The procedure for calculating binary cross entropy is as follows

1. Pass the input $x$ whose label is $y \in \{0, 1\}$ to your model $M$.
2. Obtain $\hat{y} \in [0, 1]$ as output of your model $M$ instead of actual label $y$.
3. Calculate binary cross-entropy loss using the equation

$$L_{CE} = y \log \hat{y} + (1-y) \log (1 - \hat{y})$$

It is true that there are two types of inputs to a discriminator: genuine and fake. Genuine data is labelled by 1 and fake data is labelled by 0. Use the variable $x'$ to represent the input to the discriminator module $D$. If the input $x'$ is genuine then its label is 1 and if your input $x'$ is fake then its label is 0. Note that it is better to avoid the unnecessary details regarding the generator or noise vector while formulating the binary cross-entropy loss of discriminator. Just see discriminator as a module taking two classes of inputs: genuine and fake.
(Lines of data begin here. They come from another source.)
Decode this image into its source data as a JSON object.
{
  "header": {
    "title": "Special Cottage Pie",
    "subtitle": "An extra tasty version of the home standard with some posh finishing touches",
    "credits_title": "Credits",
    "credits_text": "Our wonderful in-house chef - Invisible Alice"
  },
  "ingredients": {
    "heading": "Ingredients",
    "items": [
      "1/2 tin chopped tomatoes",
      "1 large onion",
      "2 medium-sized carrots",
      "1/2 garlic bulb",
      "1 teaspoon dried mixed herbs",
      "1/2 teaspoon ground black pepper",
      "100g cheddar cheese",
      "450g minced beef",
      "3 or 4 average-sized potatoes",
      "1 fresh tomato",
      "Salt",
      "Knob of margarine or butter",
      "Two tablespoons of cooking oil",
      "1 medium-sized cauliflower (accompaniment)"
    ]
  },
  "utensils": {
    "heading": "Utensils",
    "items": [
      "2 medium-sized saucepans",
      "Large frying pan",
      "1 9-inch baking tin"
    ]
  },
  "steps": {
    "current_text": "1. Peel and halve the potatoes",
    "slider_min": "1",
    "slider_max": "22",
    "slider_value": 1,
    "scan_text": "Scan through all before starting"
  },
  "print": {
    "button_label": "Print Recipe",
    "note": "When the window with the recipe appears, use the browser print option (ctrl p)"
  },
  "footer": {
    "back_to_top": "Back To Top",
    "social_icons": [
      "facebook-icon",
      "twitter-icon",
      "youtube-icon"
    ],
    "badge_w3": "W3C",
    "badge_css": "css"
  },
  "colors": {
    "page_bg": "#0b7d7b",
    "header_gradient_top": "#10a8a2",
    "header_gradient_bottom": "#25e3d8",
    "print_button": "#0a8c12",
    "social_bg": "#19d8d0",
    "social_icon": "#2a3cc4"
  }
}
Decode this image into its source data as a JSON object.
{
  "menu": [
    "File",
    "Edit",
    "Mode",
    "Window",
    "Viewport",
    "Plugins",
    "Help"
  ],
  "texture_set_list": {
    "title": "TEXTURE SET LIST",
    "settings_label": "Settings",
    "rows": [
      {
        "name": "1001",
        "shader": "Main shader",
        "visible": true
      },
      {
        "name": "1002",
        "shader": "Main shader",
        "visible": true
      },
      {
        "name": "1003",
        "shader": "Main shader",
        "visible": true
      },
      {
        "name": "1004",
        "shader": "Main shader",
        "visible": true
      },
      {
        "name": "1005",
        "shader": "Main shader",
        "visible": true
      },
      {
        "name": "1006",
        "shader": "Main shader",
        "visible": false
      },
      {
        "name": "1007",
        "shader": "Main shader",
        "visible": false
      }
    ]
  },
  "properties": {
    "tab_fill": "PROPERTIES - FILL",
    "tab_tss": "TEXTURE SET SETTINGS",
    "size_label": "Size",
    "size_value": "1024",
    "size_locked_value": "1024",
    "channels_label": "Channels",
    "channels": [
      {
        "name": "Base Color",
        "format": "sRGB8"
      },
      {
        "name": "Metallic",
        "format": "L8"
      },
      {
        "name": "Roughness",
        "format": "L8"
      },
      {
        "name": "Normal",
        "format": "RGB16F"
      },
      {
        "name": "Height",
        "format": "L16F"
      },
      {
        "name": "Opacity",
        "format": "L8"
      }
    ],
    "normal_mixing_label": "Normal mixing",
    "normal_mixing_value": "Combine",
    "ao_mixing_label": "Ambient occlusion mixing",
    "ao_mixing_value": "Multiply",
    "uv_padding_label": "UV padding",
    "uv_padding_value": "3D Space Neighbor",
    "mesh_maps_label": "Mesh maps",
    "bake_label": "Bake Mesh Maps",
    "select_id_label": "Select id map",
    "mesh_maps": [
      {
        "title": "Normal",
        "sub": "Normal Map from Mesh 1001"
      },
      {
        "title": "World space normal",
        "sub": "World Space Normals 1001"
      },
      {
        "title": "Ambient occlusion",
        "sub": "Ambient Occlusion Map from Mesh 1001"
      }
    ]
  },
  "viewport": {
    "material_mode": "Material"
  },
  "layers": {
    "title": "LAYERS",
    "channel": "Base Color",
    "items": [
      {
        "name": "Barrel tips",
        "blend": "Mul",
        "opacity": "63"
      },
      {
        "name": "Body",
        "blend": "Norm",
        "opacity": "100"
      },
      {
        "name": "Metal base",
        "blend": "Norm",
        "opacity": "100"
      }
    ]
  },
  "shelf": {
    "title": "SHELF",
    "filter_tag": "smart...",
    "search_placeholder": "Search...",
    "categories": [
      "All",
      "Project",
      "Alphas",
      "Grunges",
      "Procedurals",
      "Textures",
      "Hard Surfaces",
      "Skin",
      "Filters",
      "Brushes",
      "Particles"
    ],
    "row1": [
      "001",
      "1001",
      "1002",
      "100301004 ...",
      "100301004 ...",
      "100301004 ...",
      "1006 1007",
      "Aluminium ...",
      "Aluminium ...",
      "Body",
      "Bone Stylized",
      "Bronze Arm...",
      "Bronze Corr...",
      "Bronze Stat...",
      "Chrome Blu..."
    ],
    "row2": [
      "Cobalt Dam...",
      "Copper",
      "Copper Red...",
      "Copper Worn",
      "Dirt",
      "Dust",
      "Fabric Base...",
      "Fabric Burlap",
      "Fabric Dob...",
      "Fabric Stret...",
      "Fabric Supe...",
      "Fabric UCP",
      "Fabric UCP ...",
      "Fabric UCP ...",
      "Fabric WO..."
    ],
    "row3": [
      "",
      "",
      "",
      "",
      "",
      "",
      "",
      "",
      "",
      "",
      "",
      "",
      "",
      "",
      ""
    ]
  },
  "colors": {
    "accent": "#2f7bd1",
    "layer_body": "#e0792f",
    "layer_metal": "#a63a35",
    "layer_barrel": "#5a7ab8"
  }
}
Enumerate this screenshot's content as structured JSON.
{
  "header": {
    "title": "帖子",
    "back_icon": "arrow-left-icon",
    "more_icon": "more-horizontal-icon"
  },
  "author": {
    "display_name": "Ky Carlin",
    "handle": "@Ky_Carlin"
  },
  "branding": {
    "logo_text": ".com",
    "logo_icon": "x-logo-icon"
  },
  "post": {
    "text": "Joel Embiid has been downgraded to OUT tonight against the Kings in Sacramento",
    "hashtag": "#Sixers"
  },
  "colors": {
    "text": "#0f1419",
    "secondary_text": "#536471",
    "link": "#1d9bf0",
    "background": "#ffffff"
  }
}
Suppose the discriminator outputs $\hat{y} \in [0, 1]$ for the input $x'$ instead of actual label $y \in \{0, 1\}$ then the binary cross-entropy loss is given by

$$L_{CE} = y \log \hat{y} + (1-y) \log(1-\hat{y})$$ $$\implies L_{CE} = y \log D(x') + (1-y) \log(1 - D(x'))$$

Suppose the input $x'$ is a genuine one $x$ then $y = 1$ and

$$\implies L_{CE} = \log D(x)$$

Suppose the input $x'$ is a fake one $G(z)$ then $y = 0$ and

$$\implies L_{CE} = \log (1-D(G(z)))$$

Since the labels are clear from the input of the discriminator $D$, we can write the binary cross-entropy loss for $2m$ samples $\{x_1, x_2, x_3, \cdots, x_m, z_1, z_2, z_3, \cdots, z_m\}$ as

$$\implies L_{CE}^{2m} = \dfrac{1}{2m} \sum\limits_{i = 1}^{m} \log D(x_i) + \sum\limits_{i = 1}^{m} \log (1-D(G(z_i)))$$

Later, we need to perform some mathematical analysis, which I am not sure about whether it is due to law of large numbers or some other 1, 2 we equate the mean to the actual expectations on probability distribution and hence

$$ L_{CE}^{2m} = \dfrac{1}{2} \sum\limits_{i = 1}^{m} \dfrac{1}{m} \log D(x_i) + \sum\limits_{i = 1}^{m} \dfrac{1}{m} \log (1-D(G(z_i)))$$

$$ = \dfrac{1}{2} {\LARGE(} \mathbb{E}_{x ∼ P_{data}}[\log D(x)] + \mathbb{E}_{z ∼ p_z}[log (1 - D(G(z)))] {\LARGE)}$$

Since removing $\dfrac{1}{2}$ does not matter while optimizing the loss function, the final loss function is given by

$$ L_{D} = \mathbb{E}_{x ∼ P_{data}}[\log D(x)] +\mathbb{E}_{z ∼ p_z}[log (1 - D(G(z)))]$$